DeLillo, in a beautiful solemn elegy in Harper's (Dec 2001), broke from his usual silence, exile and cunning to write, "It is America that drew [the terrorists'] fury. It is the high gloss of our modernity. It is the thrust of our technology. It is our perceived godlessness. It is the blunt force of our foreign policy. It is the power of American culture to penetrate every wall, home, life and mind." And because "the World Trade towers were not only an emblem of advanced technology but a justification, in a sense, of technology's irresistible will to realize in solid form whatever becomes theoretically allowable," that's what the terrorists targeted. "Maybe this is the grim subtext of their enterprise.

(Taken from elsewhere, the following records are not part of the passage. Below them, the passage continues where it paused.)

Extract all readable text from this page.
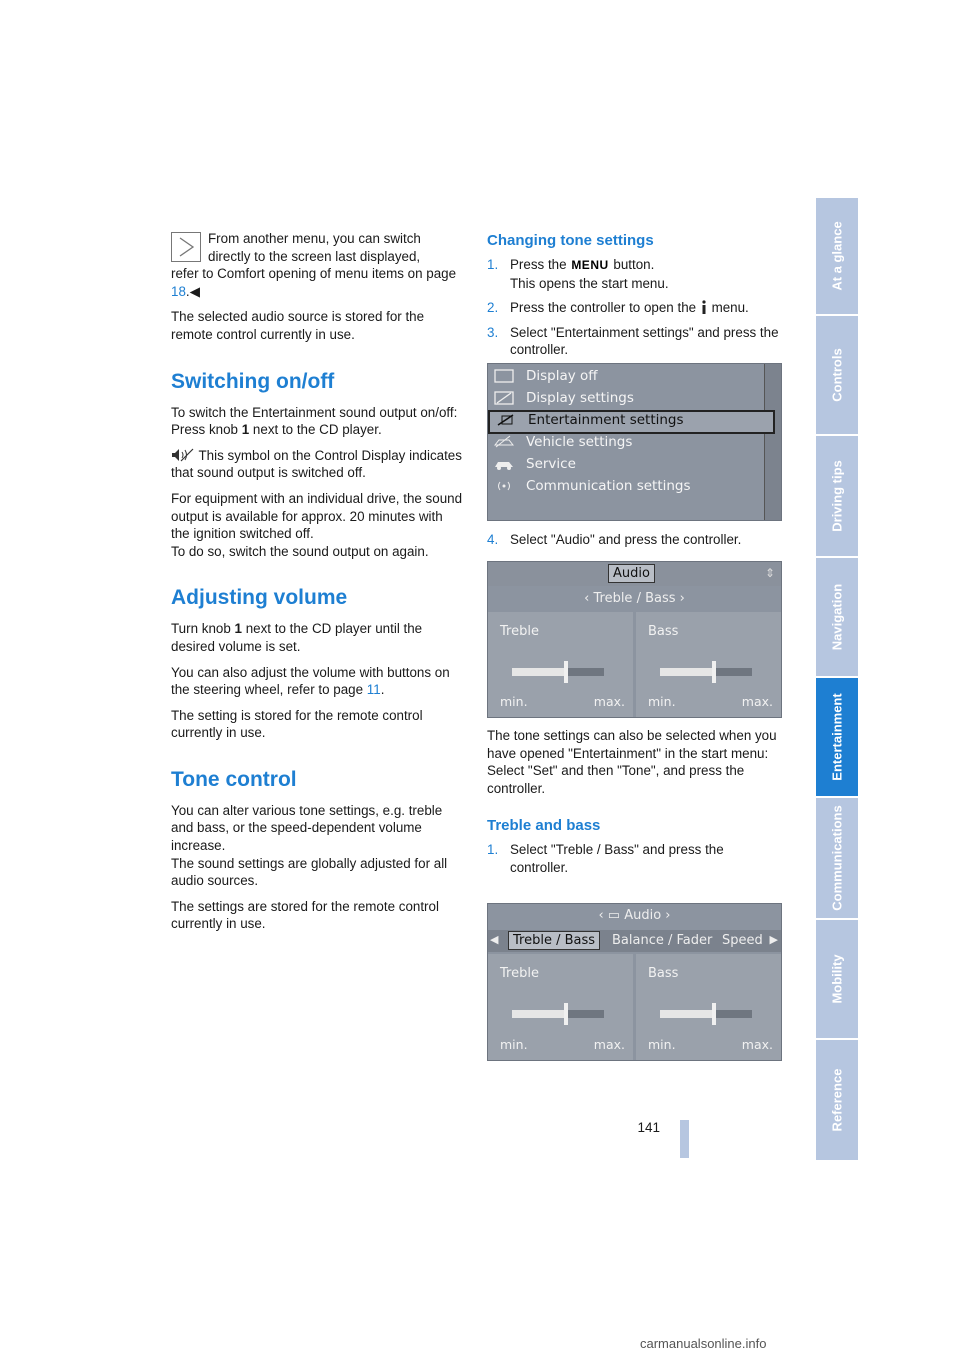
From another menu, you can switch

directly to the screen last displayed,

refer to Comfort opening of menu items on page 18.◀

The selected audio source is stored for the remote control currently in use.

Switching on/off

To switch the Entertainment sound output on/off:
Press knob 1 next to the CD player.

This symbol on the Control Display indicates that sound output is switched off.

For equipment with an individual drive, the sound output is available for approx. 20 minutes with the ignition switched off.
To do so, switch the sound output on again.

Adjusting volume

Turn knob 1 next to the CD player until the desired volume is set.

You can also adjust the volume with buttons on the steering wheel, refer to page 11.

The setting is stored for the remote control currently in use.

Tone control

You can alter various tone settings, e.g. treble and bass, or the speed-dependent volume increase.
The sound settings are globally adjusted for all audio sources.

The settings are stored for the remote control currently in use.

Changing tone settings
1. Press the MENU button.
This opens the start menu.
2. Press the controller to open the menu.
3. Select "Entertainment settings" and press the controller.
Display off
Display settings
Entertainment settings
Vehicle settings
Service
Communication settings
4. Select "Audio" and press the controller.
Audio	⇕
‹ Treble / Bass ›
Treble
min.	max.
Bass
min.	max.

The tone settings can also be selected when you have opened "Entertainment" in the start menu:
Select "Set" and then "Tone", and press the controller.

Treble and bass
1. Select "Treble / Bass" and press the controller.
‹ ▭ Audio ›
◀	Treble / Bass	Balance / Fader Speed ▶
Treble
min.	max.
Bass
min.	max.
At a glance
Controls
Driving tips
Navigation
Entertainment
Communications
Mobility
Reference
141
carmanualsonline.info
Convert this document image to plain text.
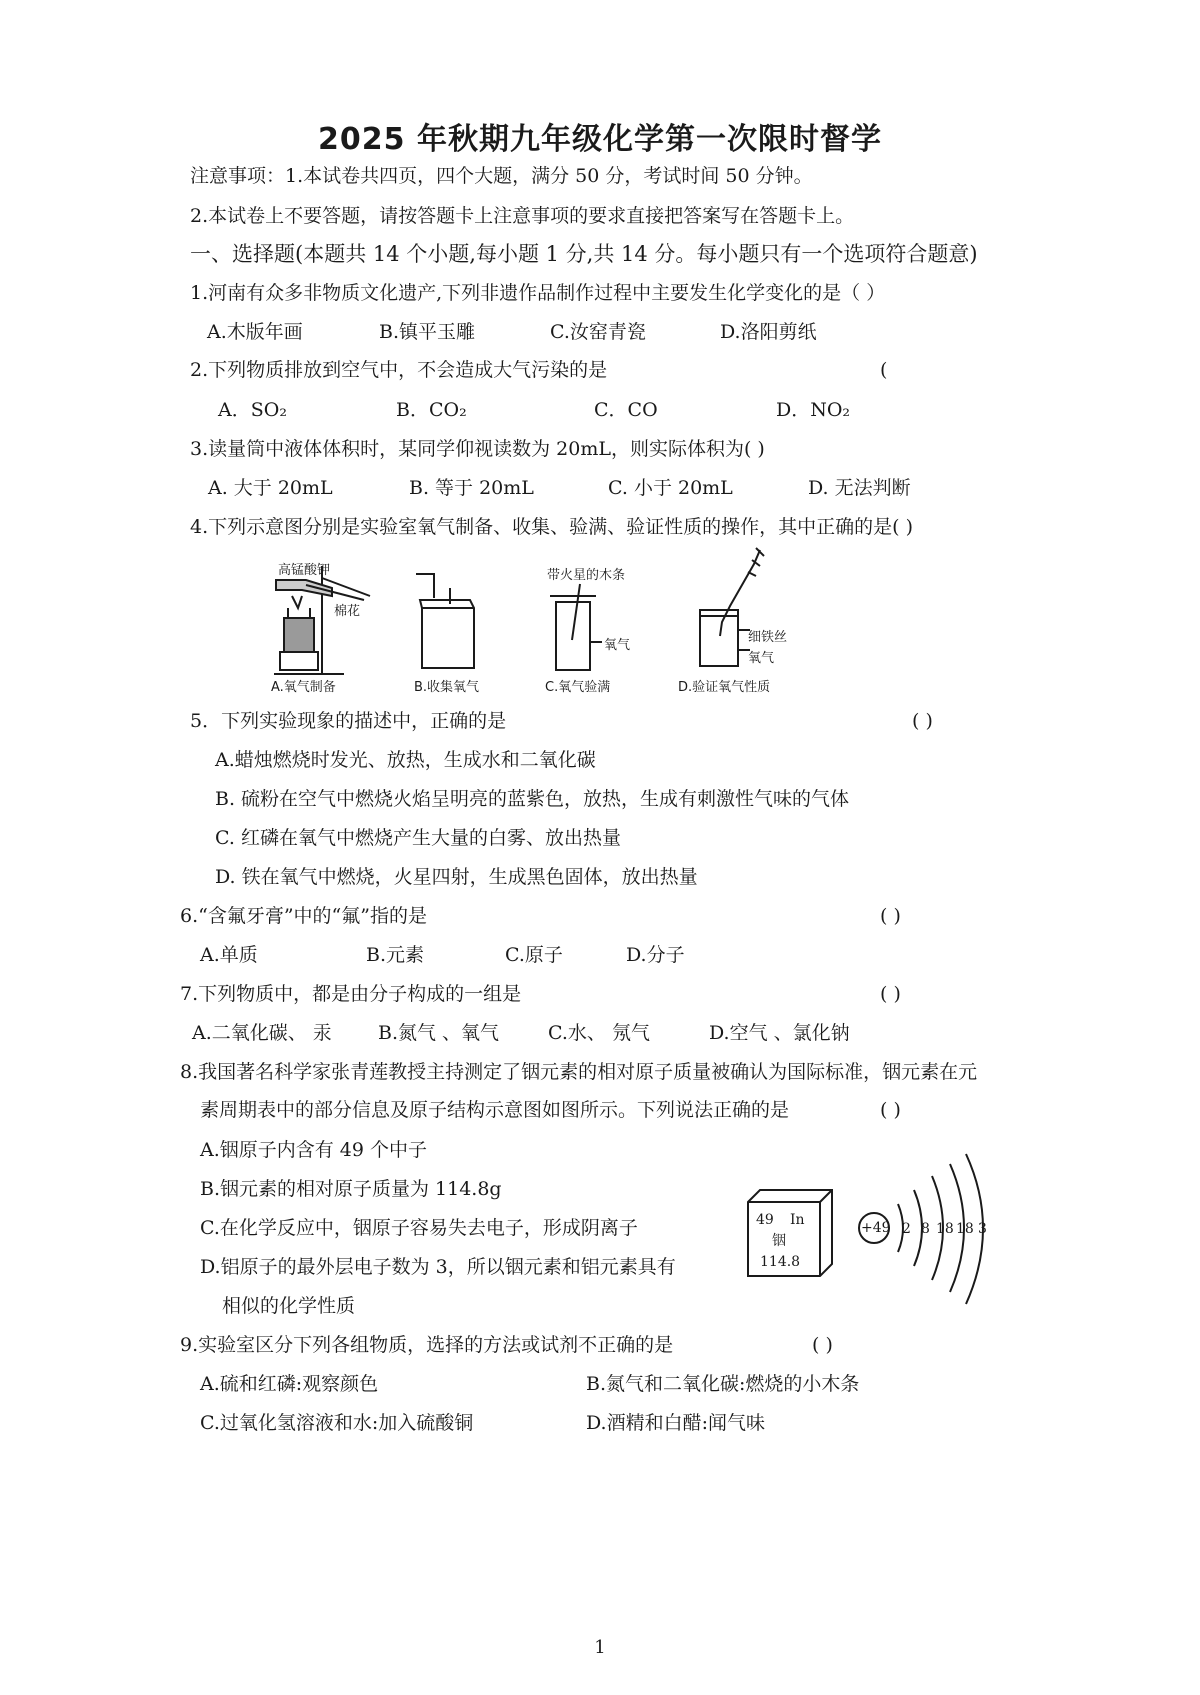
2025 年秋期九年级化学第一次限时督学
注意事项：1.本试卷共四页，四个大题，满分 50 分，考试时间 50 分钟。
2.本试卷上不要答题，请按答题卡上注意事项的要求直接把答案写在答题卡上。
一、选择题(本题共 14 个小题,每小题 1 分,共 14 分。每小题只有一个选项符合题意)
1.河南有众多非物质文化遗产,下列非遗作品制作过程中主要发生化学变化的是（ ）
A.木版年画	B.镇平玉雕	C.汝窑青瓷	D.洛阳剪纸
2.下列物质排放到空气中，不会造成大气污染的是	(
A．SO₂	B．CO₂	C．CO	D．NO₂
3.读量筒中液体体积时，某同学仰视读数为 20mL，则实际体积为( )
A. 大于 20mL	B. 等于 20mL	C. 小于 20mL	D. 无法判断
4.下列示意图分别是实验室氧气制备、收集、验满、验证性质的操作，其中正确的是( )
高锰酸钾
棉花
A.氧气制备	B.收集氧气
带火星的木条
氧气
C.氧气验满
细铁丝
氧气
D.验证氧气性质
5．下列实验现象的描述中，正确的是	( )
A.蜡烛燃烧时发光、放热，生成水和二氧化碳
B. 硫粉在空气中燃烧火焰呈明亮的蓝紫色，放热，生成有刺激性气味的气体
C. 红磷在氧气中燃烧产生大量的白雾、放出热量
D. 铁在氧气中燃烧，火星四射，生成黑色固体，放出热量
6.“含氟牙膏”中的“氟”指的是	( )
A.单质	B.元素	C.原子	D.分子
7.下列物质中，都是由分子构成的一组是	( )
A.二氧化碳、 汞 B.氮气 、氧气	C.水、 氖气	D.空气 、氯化钠
8.我国著名科学家张青莲教授主持测定了铟元素的相对原子质量被确认为国际标准，铟元素在元
素周期表中的部分信息及原子结构示意图如图所示。下列说法正确的是	( )
A.铟原子内含有 49 个中子
B.铟元素的相对原子质量为 114.8g
C.在化学反应中，铟原子容易失去电子，形成阴离子
D.铝原子的最外层电子数为 3，所以铟元素和铝元素具有
相似的化学性质
49 In
铟
114.8
+49 2 8 18 18 3
9.实验室区分下列各组物质，选择的方法或试剂不正确的是	( )
A.硫和红磷:观察颜色	B.氮气和二氧化碳:燃烧的小木条
C.过氧化氢溶液和水:加入硫酸铜	D.酒精和白醋:闻气味
1
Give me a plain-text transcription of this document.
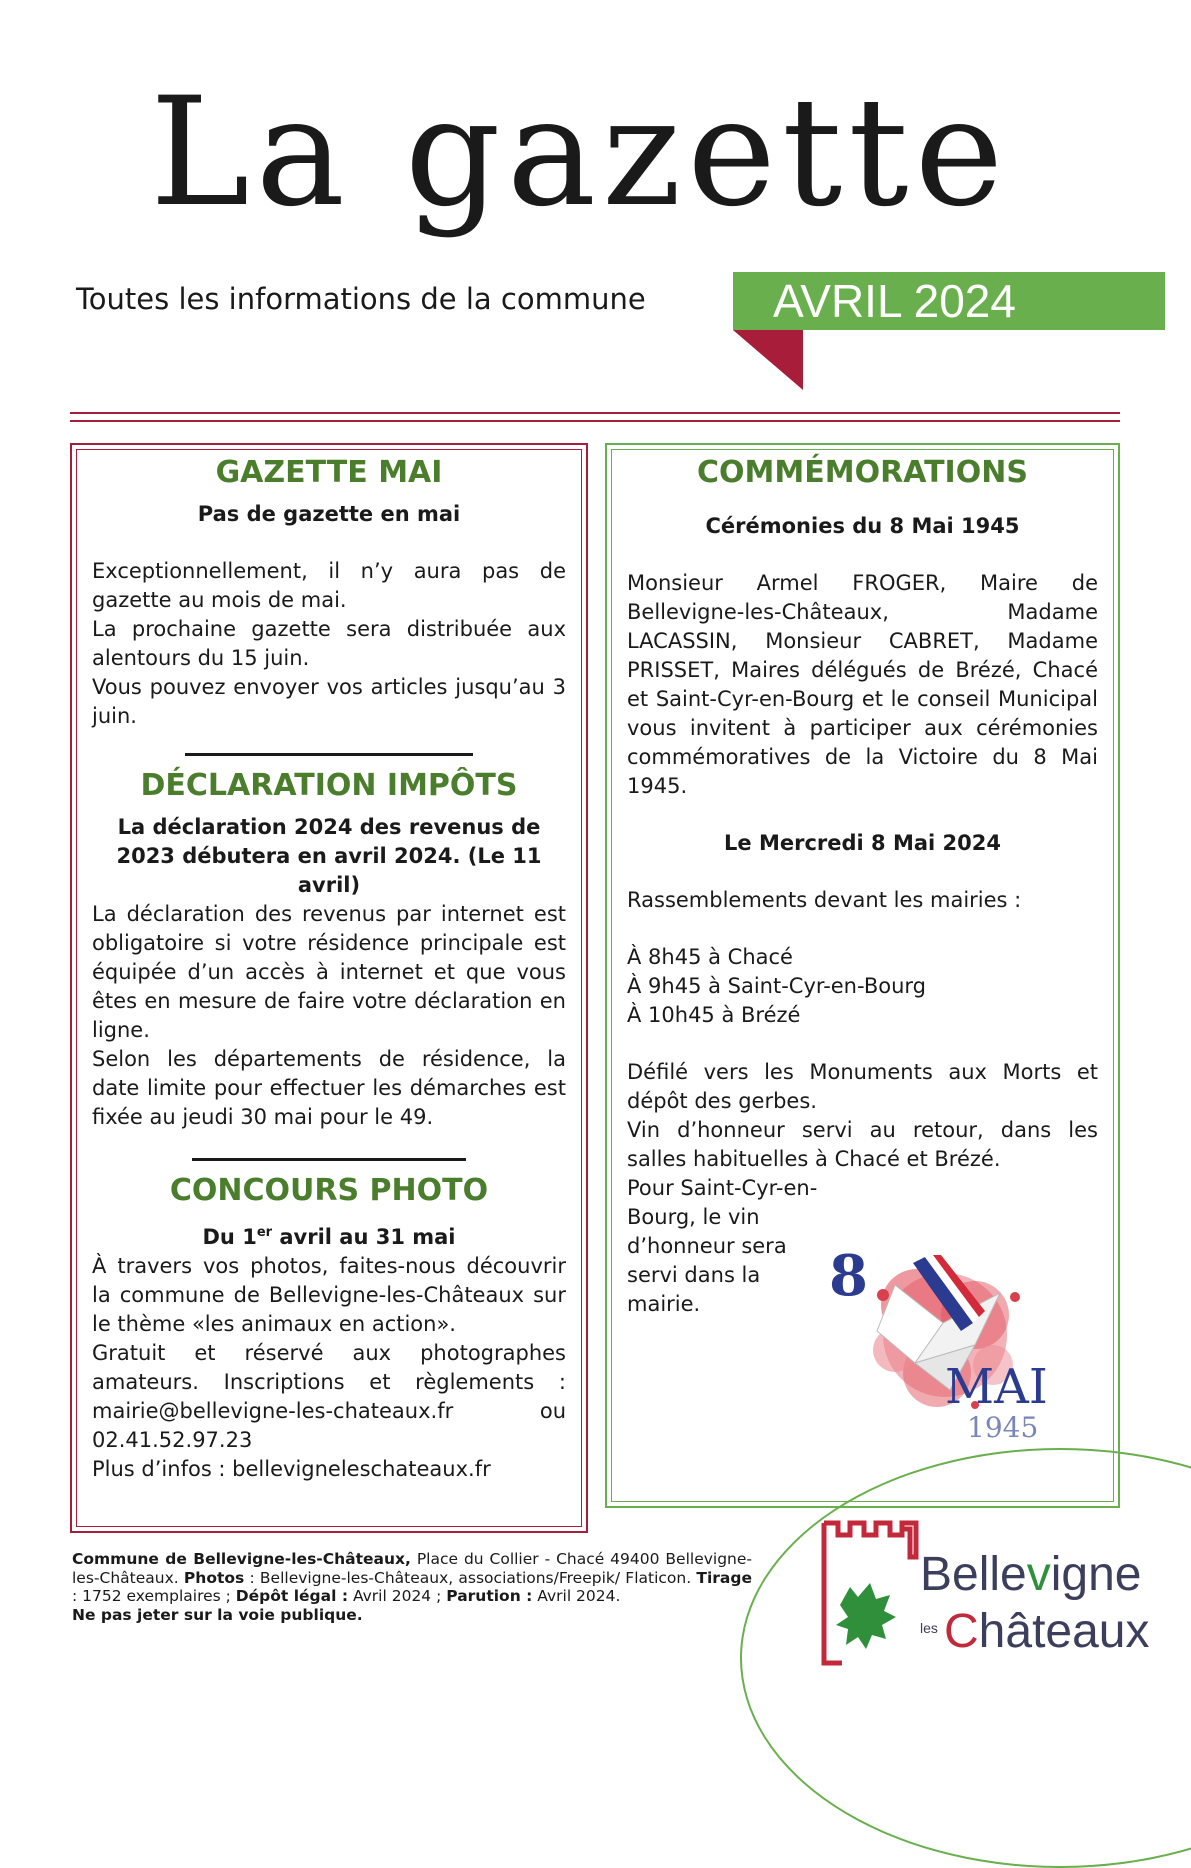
La gazette
Toutes les informations de la commune	AVRIL 2024
GAZETTE MAI

Pas de gazette en mai

Exceptionnellement, il n’y aura pas de gazette au mois de mai.

La prochaine gazette sera distribuée aux alentours du 15 juin.

Vous pouvez envoyer vos articles jusqu’au 3 juin.

DÉCLARATION IMPÔTS

La déclaration 2024 des revenus de 2023 débutera en avril 2024. (Le 11 avril)

La déclaration des revenus par internet est obligatoire si votre résidence principale est équipée d’un accès à internet et que vous êtes en mesure de faire votre déclaration en ligne.

Selon les départements de résidence, la date limite pour effectuer les démarches est fixée au jeudi 30 mai pour le 49.

CONCOURS PHOTO

Du 1er avril au 31 mai

À travers vos photos, faites-nous découvrir la commune de Bellevigne-les-Châteaux sur le thème «les animaux en action».

Gratuit et réservé aux photographes amateurs. Inscriptions et règlements : mairie@bellevigne-les-chateaux.fr ou 02.41.52.97.23

Plus d’infos : bellevigneleschateaux.fr

COMMÉMORATIONS

Cérémonies du 8 Mai 1945

Monsieur Armel FROGER, Maire de Bellevigne-les-Châteaux, Madame LACASSIN, Monsieur CABRET, Madame PRISSET, Maires délégués de Brézé, Chacé et Saint-Cyr-en-Bourg et le conseil Municipal vous invitent à participer aux cérémonies commémoratives de la Victoire du 8 Mai 1945.

Le Mercredi 8 Mai 2024

Rassemblements devant les mairies :

À 8h45 à Chacé

À 9h45 à Saint-Cyr-en-Bourg

À 10h45 à Brézé

Défilé vers les Monuments aux Morts et dépôt des gerbes.

Vin d’honneur servi au retour, dans les salles habituelles à Chacé et Brézé.

Pour Saint-Cyr-en-Bourg, le vin d’honneur sera servi dans la mairie.	8
MAI
1945
Commune de Bellevigne-les-Châteaux, Place du Collier - Chacé 49400 Bellevigne-les-Châteaux. Photos : Bellevigne-les-Châteaux, associations/Freepik/ Flaticon. Tirage : 1752 exemplaires ; Dépôt légal : Avril 2024 ; Parution : Avril 2024.
Ne pas jeter sur la voie publique.
Bellevigne
les Châteaux
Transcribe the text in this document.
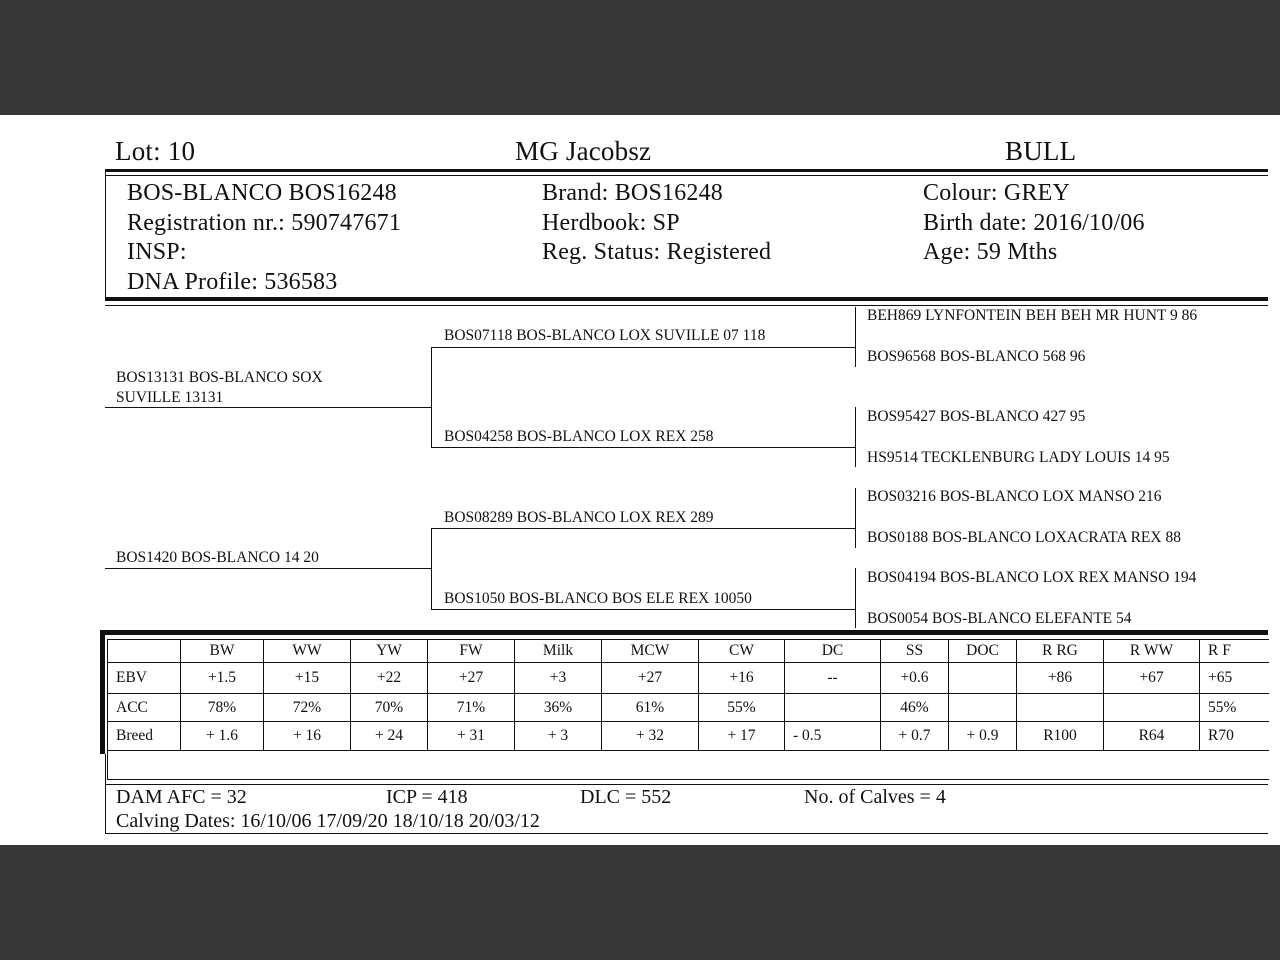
Lot: 10	MG Jacobsz	BULL
BOS-BLANCO BOS16248
Registration nr.: 590747671
INSP:
DNA Profile: 536583
Brand: BOS16248
Herdbook: SP
Reg. Status: Registered
Colour: GREY
Birth date: 2016/10/06
Age: 59 Mths
BOS13131 BOS-BLANCO SOX
SUVILLE 13131
BOS1420 BOS-BLANCO 14 20
BOS07118 BOS-BLANCO LOX SUVILLE 07 118
BOS04258 BOS-BLANCO LOX REX 258
BOS08289 BOS-BLANCO LOX REX 289
BOS1050 BOS-BLANCO BOS ELE REX 10050
BEH869 LYNFONTEIN BEH BEH MR HUNT 9 86
BOS96568 BOS-BLANCO 568 96
BOS95427 BOS-BLANCO 427 95
HS9514 TECKLENBURG LADY LOUIS 14 95
BOS03216 BOS-BLANCO LOX MANSO 216
BOS0188 BOS-BLANCO LOXACRATA REX 88
BOS04194 BOS-BLANCO LOX REX MANSO 194
BOS0054 BOS-BLANCO ELEFANTE 54
	BW	WW	YW	FW	Milk	MCW	CW	DC	SS	DOC	R RG	R WW	R F
EBV	+1.5	+15	+22	+27	+3	+27	+16	--	+0.6		+86	+67	+65
ACC	78%	72%	70%	71%	36%	61%	55%		46%				55%
Breed	+ 1.6	+ 16	+ 24	+ 31	+ 3	+ 32	+ 17	- 0.5	+ 0.7	+ 0.9	R100	R64	R70

DAM AFC = 32	ICP = 418	DLC = 552	No. of Calves = 4
Calving Dates: 16/10/06 17/09/20 18/10/18 20/03/12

They see something innately destructive in the nature of technology. It brings death to their customs and beliefs. [Therefore they] use it as what it is, a thing that kills."
Why do they hate us?Read DeLillo's essay, but for an even more radical view on this question, see philosopher Jean Baudrillard's essay, first printed in Le Monde in November 2001 and reprinted in Harper's (February 2002), where he reveals the "fact" ("unacceptable to the moral conscience of the West") that "the entire world without exception had dreamed of this event, that nobody could help but dream the destruction of so powerful a hegemon" as the U.S.
The antidote for all this—for DeLillo's elegant gloom, Baudrillard's French condescension and Chomsky's inability to leaven his dread analysis of American realpolitik with even a rhetorical dollop of hope—comes from Bruce Springsteen's The Rising album, on which nine of the 15 songs address Sept. 11. The record has its obviousnesses, but "Nothing Man," about a Sept. 11 hero who feels survivor's guilt as he looks at the post-Sept. 11 skyline and sees, in Zen-like wonder, the "same unbelievable blue," isn't one of them. Neither is "The Fuse," about using the fire of sex to calm the trauma of watching the fire-y towers. Or "The Rising," which uses the image of a firefighter climbing the flame-engulfed towers to his death as a metaphor for a sacrifice that rises to the religious. "At the core of democracy," Whitman once wrote mysteriously, "finally is the religious element," and Springsteen caught a moment that illuminates that mystery: the moment when fellow-feeling, even for a stranger, trumps the self, when one's own sacrifice for the human other, whoever he or she is, makes simple sense because . . . because . . . because . . . in a democracy, one another are all we have: which is the final meaning of "all men are created equal" as digested by Whitman's "simple separate self . . . [uttering] the word en-masse."
Chomsky, Baudrillard, DeLillo, Springsteen: some brave attempts to rise above the blah-blah, go beyond the "poo-tee-weet." More will follow, attempts to defeat DeLillo's Mao II warning, and ensure that words don't give way to terror, that they recoup the inner life of the culture.